The future's passive for Asia distributors
Asian distributors will increasingly have two mutual fund lists with passive funds as their core portfolio building blocks, a research house has predicted.
This trend is set to be driven by the anticipated ban on retrocession or trail fees in Asia, as well as investors’ unwillingness to pay high fees for mediocre returns.
Shu Mei Chua, associate director at Cerulli Associates, said distributors in Asia typically have a single fund list comprising the majority of active funds as these generate more revenues than passive funds. But a small number of distributors, such as 8 Securities, have come into the market providing low-cost passive funds as their core portfolios.
Regulators in Hong Kong and Singapore have started calling for more transparency around sales and commissions, as exemplified in the new rules around Ilas, said Chua.
Though regulators have yet to discuss rules around fund sales commissions, Chua said the consensus in the industry is that regulations from the UK’s Retail Distribution Review (RDR) or Europe's Markets in Financial Instruments Directive (MiFID) will trickle down to Asia.
"These regulations, which give greater clarity on products, services, and fees, will revive the age-old debate of active versus passive investing as investors gain a clear understanding of what they are paying for," she said.
"The divergence between alpha and passive investments will lead to increasing demand for low-cost, passive investments, and distributors will respond with two fund lists - an evergreen, passive product shelf, and a satellite list of actively managed funds."

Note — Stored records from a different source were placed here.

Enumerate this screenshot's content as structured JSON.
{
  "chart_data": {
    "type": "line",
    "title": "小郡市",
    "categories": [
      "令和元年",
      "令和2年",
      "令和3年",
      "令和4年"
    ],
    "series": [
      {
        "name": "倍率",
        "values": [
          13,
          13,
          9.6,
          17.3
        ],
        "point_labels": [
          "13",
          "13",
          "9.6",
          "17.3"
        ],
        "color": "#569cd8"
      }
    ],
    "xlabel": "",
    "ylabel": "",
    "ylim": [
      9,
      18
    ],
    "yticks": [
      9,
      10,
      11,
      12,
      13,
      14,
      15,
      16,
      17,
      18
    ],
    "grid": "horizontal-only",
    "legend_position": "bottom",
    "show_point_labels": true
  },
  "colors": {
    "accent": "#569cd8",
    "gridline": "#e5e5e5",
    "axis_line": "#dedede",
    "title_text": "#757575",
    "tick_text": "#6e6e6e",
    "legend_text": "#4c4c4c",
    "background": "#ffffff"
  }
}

Cerulli made this forecast in its latest Asian Fund Selector 2015 report, which covered fund selection dynamics in the mutual fund markets of mainland China, Taiwan, Hong Kong, Korea and Singapore. It interviewed 28 fund selectors ranging from big banks to IFAs.

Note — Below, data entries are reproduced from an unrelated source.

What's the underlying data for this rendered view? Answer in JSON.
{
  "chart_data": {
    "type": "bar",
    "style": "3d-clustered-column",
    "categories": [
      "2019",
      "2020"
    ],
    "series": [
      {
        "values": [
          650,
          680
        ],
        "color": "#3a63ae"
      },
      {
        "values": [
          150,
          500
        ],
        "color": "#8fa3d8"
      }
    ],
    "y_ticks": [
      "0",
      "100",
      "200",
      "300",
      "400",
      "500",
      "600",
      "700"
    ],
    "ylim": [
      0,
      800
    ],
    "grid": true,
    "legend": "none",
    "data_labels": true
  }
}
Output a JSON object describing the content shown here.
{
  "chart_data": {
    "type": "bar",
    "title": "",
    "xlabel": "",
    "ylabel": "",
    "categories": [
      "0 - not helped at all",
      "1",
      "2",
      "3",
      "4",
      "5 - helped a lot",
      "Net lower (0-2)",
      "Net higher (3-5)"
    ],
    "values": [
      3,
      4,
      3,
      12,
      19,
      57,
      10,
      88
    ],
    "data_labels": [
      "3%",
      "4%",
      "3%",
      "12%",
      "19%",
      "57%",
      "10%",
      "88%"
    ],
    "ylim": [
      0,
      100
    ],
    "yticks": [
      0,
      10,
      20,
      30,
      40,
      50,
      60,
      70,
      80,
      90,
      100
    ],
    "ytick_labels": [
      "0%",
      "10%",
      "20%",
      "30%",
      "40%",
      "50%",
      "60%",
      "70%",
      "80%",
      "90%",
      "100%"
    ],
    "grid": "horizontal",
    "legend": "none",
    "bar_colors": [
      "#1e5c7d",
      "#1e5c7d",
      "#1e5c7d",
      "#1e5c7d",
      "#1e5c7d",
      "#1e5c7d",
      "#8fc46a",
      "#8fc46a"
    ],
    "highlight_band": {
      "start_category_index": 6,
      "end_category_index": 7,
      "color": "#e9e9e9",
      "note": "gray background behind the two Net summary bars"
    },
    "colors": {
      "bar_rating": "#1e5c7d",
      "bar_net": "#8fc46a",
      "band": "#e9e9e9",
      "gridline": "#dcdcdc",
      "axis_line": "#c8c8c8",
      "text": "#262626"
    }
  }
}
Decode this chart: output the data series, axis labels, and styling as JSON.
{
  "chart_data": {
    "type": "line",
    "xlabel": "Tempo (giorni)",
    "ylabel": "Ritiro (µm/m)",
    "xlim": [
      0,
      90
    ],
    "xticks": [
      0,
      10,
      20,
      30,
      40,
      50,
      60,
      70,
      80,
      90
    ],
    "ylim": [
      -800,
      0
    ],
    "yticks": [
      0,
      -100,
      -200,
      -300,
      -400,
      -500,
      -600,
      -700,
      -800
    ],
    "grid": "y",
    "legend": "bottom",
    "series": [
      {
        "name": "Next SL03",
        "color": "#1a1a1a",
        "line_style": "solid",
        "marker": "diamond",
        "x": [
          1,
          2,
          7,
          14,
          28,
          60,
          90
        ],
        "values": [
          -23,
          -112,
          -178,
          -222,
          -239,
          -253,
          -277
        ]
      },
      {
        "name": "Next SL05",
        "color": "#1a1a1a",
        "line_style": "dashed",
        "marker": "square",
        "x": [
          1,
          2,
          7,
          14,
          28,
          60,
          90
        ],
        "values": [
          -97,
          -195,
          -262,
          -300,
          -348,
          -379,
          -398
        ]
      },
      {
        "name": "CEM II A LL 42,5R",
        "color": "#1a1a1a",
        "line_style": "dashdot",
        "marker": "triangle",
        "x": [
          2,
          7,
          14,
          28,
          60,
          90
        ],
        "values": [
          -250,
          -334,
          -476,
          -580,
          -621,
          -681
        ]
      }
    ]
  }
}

On fund selection criteria, Cerulli’s findings showed that fund performance has gone from the top priority in 2014 to third in importance this year, coming after investment process and experience/turnover of the investment team.
Global and regional banks again emerged as the most stringent fund selectors, giving greater emphasis on all fund selection criteria with the exception of fund performance and fund fees.

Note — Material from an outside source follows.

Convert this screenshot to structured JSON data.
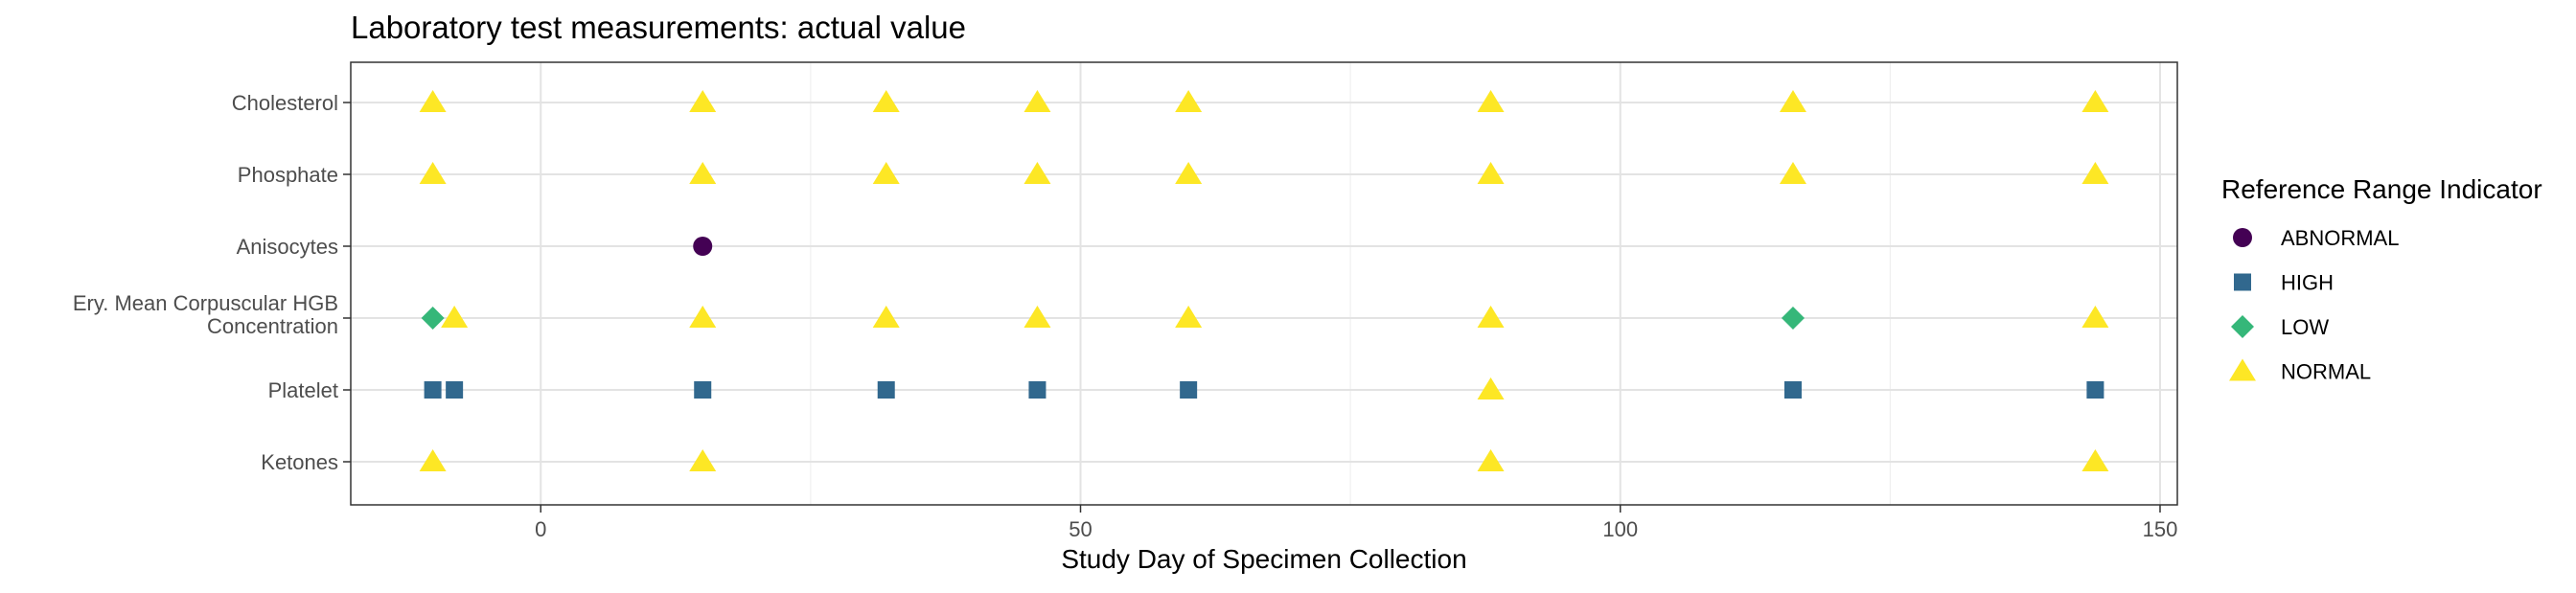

“Fund selectors at global/regional banks seemed to have an inkling that the various matrices and scorecards they use serve as guidelines rather than hard-and-fast rules. In particular, the quantitative aspect of fund selection, based on historical data, is retrospective in nature,” she said.
“At most distributors, it is the softer elements of qualitative assessments that look into the future by determining if the portfolio manager is capable of delivering fund outperformance going forward.”
On the question of what fund selectors value in marketing and servicing support from fund managers, Cerulli highlighted the fact that there is a disconnect between fund selectors and fund managers. The former valued three items the most: fast turnaround of requests, timely and relevant materials for public dissemination, and timely reporting for internal monitoring. Contrast this with what fund managers think fund selectors want: more training for sales staff, greater marketing and sponsorship support and face-to-face meetings with marketing/sales staff.
Chua said the complaints from fund selectors about timely delivery of information and materials from fund managers are not new, but the message hasn’t gone through to the fund managers. This was because asset managers perceived that fund selectors were seeking greater servicing support in terms of sales training and marketing sponsorship, but they were missing out on the fundamental requirement to help fund selectors perform their daily task of fund monitoring.